The Coast Reporter’s New Year’s edition is perennially dedicated to recapping our print editions. But what caught online audiences' attention over the past 12 months?
Coming in at number five was our September story, “‘Beachcombers’ actors reunite for 50th anniversary of filming.” Shooting of the iconic Gibsons series began in September 1971 and Pat John, Bob Park and Nancy Chapple reunited for the first time since wrapping the first season. Jackson Davies, who joined the show as Constable John Constable in later years, also marked the occasion with the trio. They all gathered at The Persephone at the Five Corners on Gibsons Landing just a month before the boat was removed for restoration.
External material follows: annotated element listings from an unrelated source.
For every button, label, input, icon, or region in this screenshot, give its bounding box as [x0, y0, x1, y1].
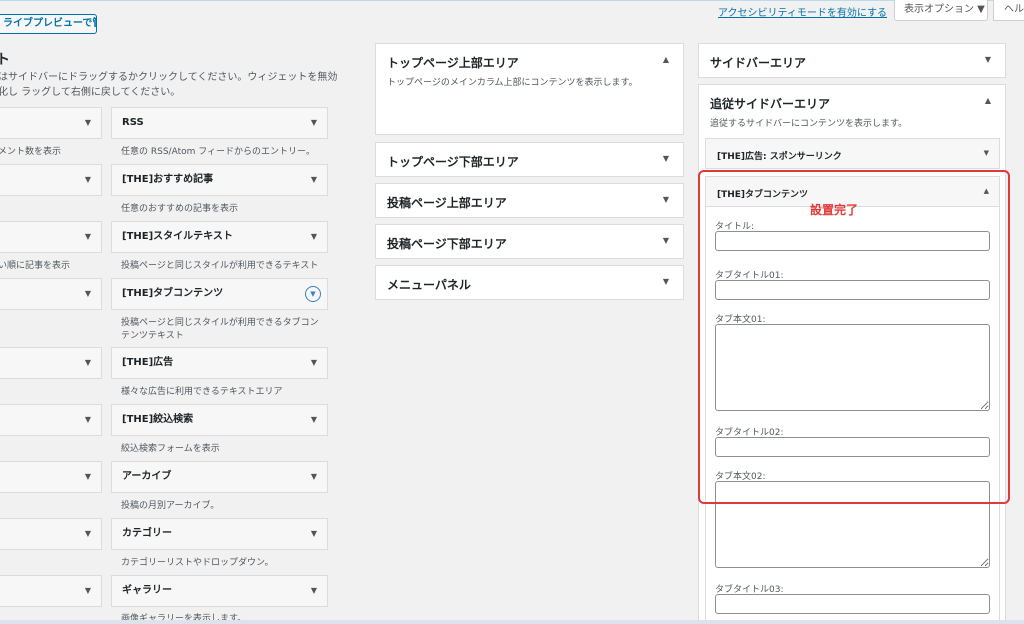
tab-body-02-textarea[interactable] [715, 481, 990, 568]
chevron-down-icon: ▼ [662, 277, 669, 286]
widget-left-8[interactable]: ▼ [0, 518, 102, 550]
widget-left-2[interactable]: ▼ [0, 164, 102, 196]
widget-left-5[interactable]: ▼ [0, 347, 102, 379]
area-top-page-upper[interactable]: トップページ上部エリア ▲ トップページのメインカラム上部にコンテンツを表示しま… [375, 43, 684, 135]
widget-filter-search[interactable]: [THE]絞込検索 ▼ [111, 404, 328, 436]
chevron-down-icon: ▼ [84, 415, 91, 424]
area-description: 追従するサイドバーにコンテンツを表示します。 [710, 119, 908, 129]
area-title: トップページ下部エリア [387, 155, 519, 169]
chevron-down-icon: ▼ [84, 358, 91, 367]
widget-name: [THE]広告 [122, 357, 174, 368]
chevron-down-icon[interactable]: ▼ [984, 149, 989, 157]
widget-name: RSS [122, 117, 144, 128]
area-title: サイドバーエリア [710, 56, 807, 70]
widget-name: カテゴリー [122, 528, 172, 539]
area-title: 投稿ページ下部エリア [387, 237, 507, 251]
widget-desc: 任意の RSS/Atom フィードからのエントリー。 [121, 147, 315, 157]
area-post-lower[interactable]: 投稿ページ下部エリア ▼ [375, 224, 684, 259]
chevron-up-icon[interactable]: ▲ [663, 55, 669, 64]
chevron-down-icon: ▼ [84, 529, 91, 538]
chevron-down-icon: ▼ [84, 118, 91, 127]
chevron-up-icon[interactable]: ▲ [985, 96, 991, 105]
chevron-down-icon: ▼ [310, 586, 317, 595]
tab-title-03-input[interactable] [715, 594, 990, 614]
widget-desc: 絞込検索フォームを表示 [121, 444, 220, 454]
chevron-down-icon: ▼ [310, 175, 317, 184]
chevron-down-icon: ▼ [310, 415, 317, 424]
widget-desc: カテゴリーリストやドロップダウン。 [121, 558, 274, 568]
widget-desc: 任意のおすすめの記事を表示 [121, 204, 239, 214]
chevron-down-icon: ▼ [84, 232, 91, 241]
accessibility-mode-link[interactable]: アクセシビリティモードを有効にする [718, 4, 887, 19]
chevron-down-icon: ▼ [310, 118, 317, 127]
chevron-down-icon: ▼ [984, 55, 991, 64]
chevron-down-icon: ▼ [662, 195, 669, 204]
area-post-upper[interactable]: 投稿ページ上部エリア ▼ [375, 183, 684, 218]
widget-left-1-desc: メント数を表示 [0, 147, 62, 157]
chevron-down-icon: ▼ [84, 175, 91, 184]
widget-name: [THE]絞込検索 [122, 414, 194, 425]
widget-left-6[interactable]: ▼ [0, 404, 102, 436]
annotation-label: 設置完了 [810, 203, 859, 217]
chevron-down-icon: ▼ [662, 154, 669, 163]
help-button[interactable]: ヘルプ [993, 0, 1024, 21]
tab-title-02-input[interactable] [715, 437, 990, 457]
widget-title: [THE]広告: スポンサーリンク [717, 152, 842, 162]
widget-name: [THE]おすすめ記事 [122, 174, 214, 185]
chevron-down-icon: ▼ [310, 529, 317, 538]
chevron-down-icon[interactable]: ▼ [305, 286, 321, 302]
sponsored-ad-widget[interactable]: [THE]広告: スポンサーリンク ▼ [705, 138, 1000, 169]
screen-options-button[interactable]: 表示オプション ▼ [894, 0, 988, 21]
widget-name: ギャラリー [122, 585, 172, 596]
widget-category[interactable]: カテゴリー ▼ [111, 518, 328, 550]
top-border [0, 0, 1024, 1]
widget-desc: 様々な広告に利用できるテキストエリア [121, 387, 283, 397]
widget-name: [THE]スタイルテキスト [122, 231, 233, 242]
widget-style-text[interactable]: [THE]スタイルテキスト ▼ [111, 221, 328, 253]
widget-left-3[interactable]: ▼ [0, 221, 102, 253]
widget-title: [THE]タブコンテンツ [717, 190, 809, 200]
area-menu-panel[interactable]: メニューパネル ▼ [375, 265, 684, 300]
chevron-down-icon: ▼ [84, 472, 91, 481]
widget-tab-contents[interactable]: [THE]タブコンテンツ ▼ [111, 278, 328, 310]
widget-rss[interactable]: RSS ▼ [111, 107, 328, 139]
title-input[interactable] [715, 231, 990, 251]
area-title: 投稿ページ上部エリア [387, 196, 507, 210]
chevron-down-icon: ▼ [84, 289, 91, 298]
area-title: 追従サイドバーエリア [710, 97, 831, 111]
area-description: トップページのメインカラム上部にコンテンツを表示します。 [387, 78, 638, 88]
area-title: トップページ上部エリア [387, 56, 519, 70]
widget-left-7[interactable]: ▼ [0, 461, 102, 493]
chevron-up-icon[interactable]: ▲ [984, 187, 989, 195]
widget-archive[interactable]: アーカイブ ▼ [111, 461, 328, 493]
bottom-edge [0, 620, 1024, 624]
widget-left-4[interactable]: ▼ [0, 278, 102, 310]
widget-ad[interactable]: [THE]広告 ▼ [111, 347, 328, 379]
chevron-down-icon: ▼ [662, 236, 669, 245]
widget-name: アーカイブ [122, 471, 172, 482]
tab-body-01-textarea[interactable] [715, 324, 990, 411]
tab-title-01-input[interactable] [715, 280, 990, 300]
widget-desc: 投稿ページと同じスタイルが利用できるテキスト [121, 261, 319, 271]
chevron-down-icon: ▼ [310, 232, 317, 241]
area-sidebar[interactable]: サイドバーエリア ▼ [698, 43, 1006, 78]
available-widgets-title: ト [0, 52, 10, 68]
area-top-page-lower[interactable]: トップページ下部エリア ▼ [375, 142, 684, 177]
widget-left-1[interactable]: ▼ [0, 107, 102, 139]
widget-desc: 投稿ページと同じスタイルが利用できるタブコンテンツテキスト [121, 318, 319, 341]
chevron-down-icon: ▼ [310, 358, 317, 367]
chevron-down-icon: ▼ [310, 472, 317, 481]
live-preview-button[interactable]: ライブプレビューで管理 [0, 14, 97, 34]
widget-recommended[interactable]: [THE]おすすめ記事 ▼ [111, 164, 328, 196]
widget-name: [THE]タブコンテンツ [122, 288, 224, 299]
widget-left-3-desc: い順に記事を表示 [0, 261, 71, 271]
widget-left-9[interactable]: ▼ [0, 575, 102, 607]
widget-gallery[interactable]: ギャラリー ▼ [111, 575, 328, 607]
chevron-down-icon: ▼ [84, 586, 91, 595]
widget-desc: 投稿の月別アーカイブ。 [121, 501, 220, 511]
available-widgets-description: はサイドバーにドラッグするかクリックしてください。ウィジェットを無効化し ラッグ… [0, 72, 338, 98]
area-title: メニューパネル [387, 278, 471, 292]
The fourth most popular story this year was “Ferry traffic overflows onto Highway 99 on July 1.” The Horseshoe Bay terminal was a bit nuts at the official start of Stage 3 of B.C.’s restart plan (remember those days?). According to DriveBC, lines reached Cypress Bowl Road in West Vancouver and BC Ferries advised passengers without reservations to travel via other terminals.
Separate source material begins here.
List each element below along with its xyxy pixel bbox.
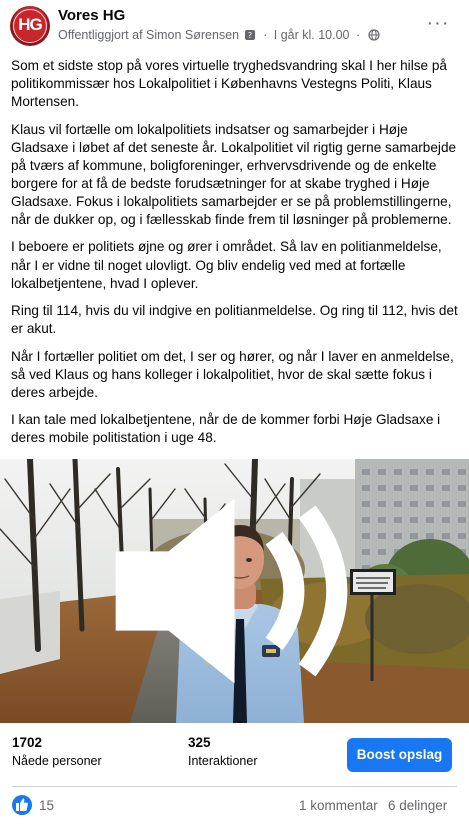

Top story number three is a relatively recent, but major nonetheless, story: “SCRD activates emergency operations centre for heavy rains.” This story was updated consistently through Nov. 15 – well into the evening – as the devastating atmospheric river storm delivered torrential rains, washouts and a whole host of infrastructure issues: boil water advisories, evacuation alerts, road closures and park closures.
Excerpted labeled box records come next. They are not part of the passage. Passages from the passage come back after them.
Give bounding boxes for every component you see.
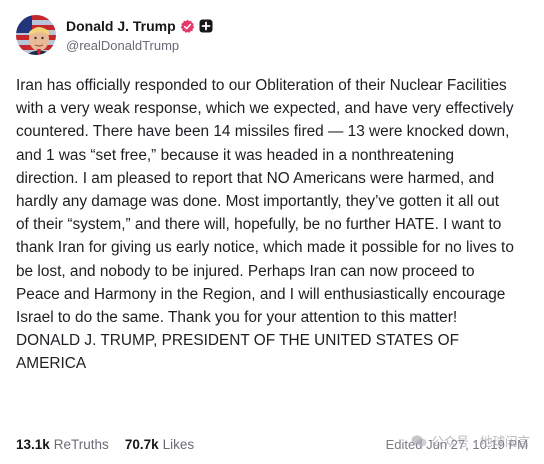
post-header: Donald J. Trump @realDonaldTrump: [16, 14, 528, 56]
post-footer: 13.1k ReTruths 70.7k Likes Edited Jun 27, …: [16, 437, 528, 452]
retruths-stat[interactable]: 13.1k ReTruths: [16, 437, 109, 452]
plus-badge-icon: [199, 19, 213, 33]
likes-count: 70.7k: [124, 437, 159, 452]
avatar[interactable]: [16, 15, 56, 55]
likes-stat[interactable]: 70.7k Likes: [125, 437, 194, 452]
likes-label: Likes: [162, 437, 195, 452]
edited-timestamp: Edited Jun 27, 10:19 PM: [385, 437, 528, 452]
author-info: Donald J. Trump @realDonaldTrump: [66, 17, 213, 53]
post-card: Donald J. Trump @realDonaldTrump Iran ha…: [0, 0, 544, 464]
post-signature: DONALD J. TRUMP, PRESIDENT OF THE UNITED…: [16, 332, 459, 373]
author-display-name[interactable]: Donald J. Trump: [66, 18, 176, 34]
name-row: Donald J. Trump: [66, 17, 213, 35]
retruths-label: ReTruths: [53, 437, 109, 452]
post-text: Iran has officially responded to our Obl…: [16, 77, 514, 327]
post-body: Iran has officially responded to our Obl…: [16, 74, 516, 376]
avatar-image: [16, 15, 56, 55]
retruths-count: 13.1k: [16, 437, 50, 452]
verified-badge-icon: [180, 19, 195, 34]
author-handle[interactable]: @realDonaldTrump: [66, 38, 213, 53]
The Coast Reporter’s second-most-read story came from columnist Richard Corbet back in March: “The moon is coming down to Earth… eventually” as he explained the leading theory on how the moon was created and how it will end. (That one I’m not going to try to summarize, you’re going to have to go read it for yourself.)
Finally, the top story of 2021? Well it was more like a series of stories: BC Ferries’ ill-fated proposal to the Sunshine Coast. The will-they, won’t-they saga of the Route 3 reservation system had Coast residents checking back regularly to see if the corporation would go ahead with a summer trial implementing 95 per cent reservation capacity and free reservations. They didn’t.
Honourable mention: I imagine the only reason the 41 days of Stage 4 water restrictions for those on the Chapman Water System wasn’t one of our top stories was because of the length of the crisis. We had many, many moderately well-read stories about the drought and its effects on our thirsty Coast.